会話は極めて自然ではありますが、しいて課題をあげると「読みづらい漢字を間違う」「レスポンスにほんの一瞬間が空く」というあたりでしょうか。漢字に関しては、登録するデータを修正することでうまく対応できそうです。間に関しては、さらなるプロダクトアップデートによって早晩解決しそうな気がします。総じて、会社・事業内容・サービス・事例の説明に関しては、非常に良い説明ができています。

ある程度の会話が行われると、「AIなので質問に対しての回答が汎用的になりがちですみません。ぜひ、直接弊社のコンサルタントと話してみませんか?」というように、お問い合わせに誘導します。この際、商品情報として登録された「問い合わせページ」へのリンクも表示されるためWebページ経由での問い合わせページに誘導できそうです。

今後の機能拡張あるいはカスタマイズで、弊社のコンサルタントのスケジュール表を参照し、空き時間にアポを設定する、といったこともエージェント内で完結するかもしれません。

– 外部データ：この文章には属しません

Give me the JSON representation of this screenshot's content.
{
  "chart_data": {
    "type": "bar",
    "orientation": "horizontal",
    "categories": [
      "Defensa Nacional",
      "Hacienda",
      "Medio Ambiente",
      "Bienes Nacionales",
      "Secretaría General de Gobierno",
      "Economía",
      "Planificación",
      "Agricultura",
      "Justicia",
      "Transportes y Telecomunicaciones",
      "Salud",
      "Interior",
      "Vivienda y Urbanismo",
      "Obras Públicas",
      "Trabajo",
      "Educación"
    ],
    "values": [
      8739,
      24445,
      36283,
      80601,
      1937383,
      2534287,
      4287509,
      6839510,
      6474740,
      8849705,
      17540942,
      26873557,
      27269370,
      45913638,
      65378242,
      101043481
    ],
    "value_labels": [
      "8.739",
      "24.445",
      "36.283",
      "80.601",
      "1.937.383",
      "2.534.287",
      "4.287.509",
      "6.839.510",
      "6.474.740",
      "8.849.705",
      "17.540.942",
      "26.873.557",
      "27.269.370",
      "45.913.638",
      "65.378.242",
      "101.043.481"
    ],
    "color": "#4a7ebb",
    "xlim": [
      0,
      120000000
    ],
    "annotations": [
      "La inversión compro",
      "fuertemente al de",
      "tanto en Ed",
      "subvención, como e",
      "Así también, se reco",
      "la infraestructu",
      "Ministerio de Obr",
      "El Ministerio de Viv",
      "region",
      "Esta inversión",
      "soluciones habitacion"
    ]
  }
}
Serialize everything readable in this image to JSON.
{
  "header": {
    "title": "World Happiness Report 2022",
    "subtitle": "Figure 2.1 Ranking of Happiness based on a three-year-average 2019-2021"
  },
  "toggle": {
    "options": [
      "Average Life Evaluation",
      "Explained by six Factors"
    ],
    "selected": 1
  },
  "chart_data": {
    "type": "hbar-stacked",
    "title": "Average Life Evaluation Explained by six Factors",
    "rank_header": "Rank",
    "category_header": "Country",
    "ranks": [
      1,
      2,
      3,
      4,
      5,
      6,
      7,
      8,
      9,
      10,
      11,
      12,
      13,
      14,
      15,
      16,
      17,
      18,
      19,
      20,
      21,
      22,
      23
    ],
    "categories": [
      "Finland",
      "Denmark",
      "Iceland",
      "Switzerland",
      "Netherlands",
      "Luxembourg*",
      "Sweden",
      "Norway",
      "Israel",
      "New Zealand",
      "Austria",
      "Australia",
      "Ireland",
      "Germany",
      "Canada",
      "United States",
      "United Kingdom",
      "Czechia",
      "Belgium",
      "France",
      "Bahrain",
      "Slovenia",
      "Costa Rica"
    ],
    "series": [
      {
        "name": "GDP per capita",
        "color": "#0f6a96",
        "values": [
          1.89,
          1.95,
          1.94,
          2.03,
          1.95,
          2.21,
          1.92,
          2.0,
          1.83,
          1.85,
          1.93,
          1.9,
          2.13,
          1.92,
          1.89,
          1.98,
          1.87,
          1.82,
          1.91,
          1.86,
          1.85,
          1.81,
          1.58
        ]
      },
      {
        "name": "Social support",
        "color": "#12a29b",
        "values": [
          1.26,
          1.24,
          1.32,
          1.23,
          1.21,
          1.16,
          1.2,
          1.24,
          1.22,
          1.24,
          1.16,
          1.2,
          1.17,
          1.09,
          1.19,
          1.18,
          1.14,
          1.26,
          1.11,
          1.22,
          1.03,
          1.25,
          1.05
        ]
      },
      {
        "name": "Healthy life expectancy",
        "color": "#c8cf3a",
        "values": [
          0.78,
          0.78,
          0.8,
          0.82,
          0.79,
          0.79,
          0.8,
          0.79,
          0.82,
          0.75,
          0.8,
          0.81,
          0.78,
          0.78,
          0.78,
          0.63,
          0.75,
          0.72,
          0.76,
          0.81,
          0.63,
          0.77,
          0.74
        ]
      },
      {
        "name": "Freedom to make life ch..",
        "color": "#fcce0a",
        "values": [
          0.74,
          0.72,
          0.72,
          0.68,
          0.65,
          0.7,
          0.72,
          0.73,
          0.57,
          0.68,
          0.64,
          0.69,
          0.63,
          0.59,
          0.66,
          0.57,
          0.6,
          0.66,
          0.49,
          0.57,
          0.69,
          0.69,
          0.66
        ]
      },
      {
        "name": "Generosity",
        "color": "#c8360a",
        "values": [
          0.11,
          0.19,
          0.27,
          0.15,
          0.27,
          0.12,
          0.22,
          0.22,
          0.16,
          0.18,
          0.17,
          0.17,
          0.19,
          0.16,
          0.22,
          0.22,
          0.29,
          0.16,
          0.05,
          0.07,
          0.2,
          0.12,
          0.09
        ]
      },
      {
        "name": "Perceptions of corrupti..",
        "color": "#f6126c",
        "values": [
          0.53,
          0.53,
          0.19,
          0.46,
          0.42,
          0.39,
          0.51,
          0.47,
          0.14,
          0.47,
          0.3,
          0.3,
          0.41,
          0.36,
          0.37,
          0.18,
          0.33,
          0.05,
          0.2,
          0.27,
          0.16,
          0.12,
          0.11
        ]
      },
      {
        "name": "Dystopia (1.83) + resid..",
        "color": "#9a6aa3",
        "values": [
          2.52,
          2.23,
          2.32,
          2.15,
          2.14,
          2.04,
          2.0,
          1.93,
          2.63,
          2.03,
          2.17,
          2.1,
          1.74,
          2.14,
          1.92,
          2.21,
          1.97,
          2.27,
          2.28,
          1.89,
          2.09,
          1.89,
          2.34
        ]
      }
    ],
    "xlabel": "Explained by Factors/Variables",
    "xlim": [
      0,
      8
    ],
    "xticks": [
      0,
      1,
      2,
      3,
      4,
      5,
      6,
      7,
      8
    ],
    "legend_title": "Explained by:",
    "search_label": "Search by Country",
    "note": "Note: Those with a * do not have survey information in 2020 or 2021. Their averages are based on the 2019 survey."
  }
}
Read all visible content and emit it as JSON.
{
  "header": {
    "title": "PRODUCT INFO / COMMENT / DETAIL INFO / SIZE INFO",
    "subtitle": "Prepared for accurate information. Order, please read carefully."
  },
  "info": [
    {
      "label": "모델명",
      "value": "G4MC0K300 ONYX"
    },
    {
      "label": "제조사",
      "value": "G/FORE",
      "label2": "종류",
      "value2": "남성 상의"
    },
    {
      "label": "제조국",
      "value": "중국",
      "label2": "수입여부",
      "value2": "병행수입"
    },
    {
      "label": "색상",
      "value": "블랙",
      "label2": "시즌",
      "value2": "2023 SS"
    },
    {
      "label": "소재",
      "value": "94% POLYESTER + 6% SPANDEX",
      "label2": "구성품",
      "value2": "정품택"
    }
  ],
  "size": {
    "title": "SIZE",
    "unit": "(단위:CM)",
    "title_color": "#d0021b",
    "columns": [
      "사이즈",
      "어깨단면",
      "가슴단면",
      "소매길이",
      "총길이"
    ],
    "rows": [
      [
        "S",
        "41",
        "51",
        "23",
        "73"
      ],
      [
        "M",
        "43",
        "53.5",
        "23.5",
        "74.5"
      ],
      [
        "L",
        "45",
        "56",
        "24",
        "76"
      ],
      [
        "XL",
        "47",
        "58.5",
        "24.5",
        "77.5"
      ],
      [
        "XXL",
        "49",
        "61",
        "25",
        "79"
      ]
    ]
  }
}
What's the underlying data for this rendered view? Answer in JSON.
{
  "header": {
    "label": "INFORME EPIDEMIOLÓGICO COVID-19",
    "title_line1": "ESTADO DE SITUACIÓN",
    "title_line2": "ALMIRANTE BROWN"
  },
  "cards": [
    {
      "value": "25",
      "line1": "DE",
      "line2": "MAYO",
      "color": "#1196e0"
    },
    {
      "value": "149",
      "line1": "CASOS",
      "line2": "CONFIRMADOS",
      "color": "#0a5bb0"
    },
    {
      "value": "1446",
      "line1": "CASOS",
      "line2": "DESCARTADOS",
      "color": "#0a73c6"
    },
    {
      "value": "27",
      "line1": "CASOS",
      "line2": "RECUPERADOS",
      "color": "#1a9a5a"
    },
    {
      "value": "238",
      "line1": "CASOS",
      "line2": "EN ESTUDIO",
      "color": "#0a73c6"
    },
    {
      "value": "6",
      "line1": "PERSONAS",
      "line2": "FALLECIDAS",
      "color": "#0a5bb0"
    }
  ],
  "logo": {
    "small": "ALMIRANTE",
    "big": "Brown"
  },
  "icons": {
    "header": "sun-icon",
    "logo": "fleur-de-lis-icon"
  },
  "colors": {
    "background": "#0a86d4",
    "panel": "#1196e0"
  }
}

期待したいと思います。

BtoB無形商材においても音声AIチャットボットが活躍できそう

以上、簡単にトライアルの設定をしてみましたが、総じて感じたのは

・自然な日本語会話が(ほぼストレスないレスポンスタイミングで)できる

・EC通販(有形商材)でなくても、データを学習させれば会話や誘導が成り立つ

・むしろ人でないからこそ聞ける質問もありそう(コンサルティングの価格など)

など、弊社のようなプロフェッショナルサービスでもOmakase.aiは十分に活躍してくれそうだと感じました。今後さらにデータを登録し、「有能な営業担当者」として学習させたのち、実際にアンダーワークスのWebサイトに設置してみるフェーズに進めたいと思います。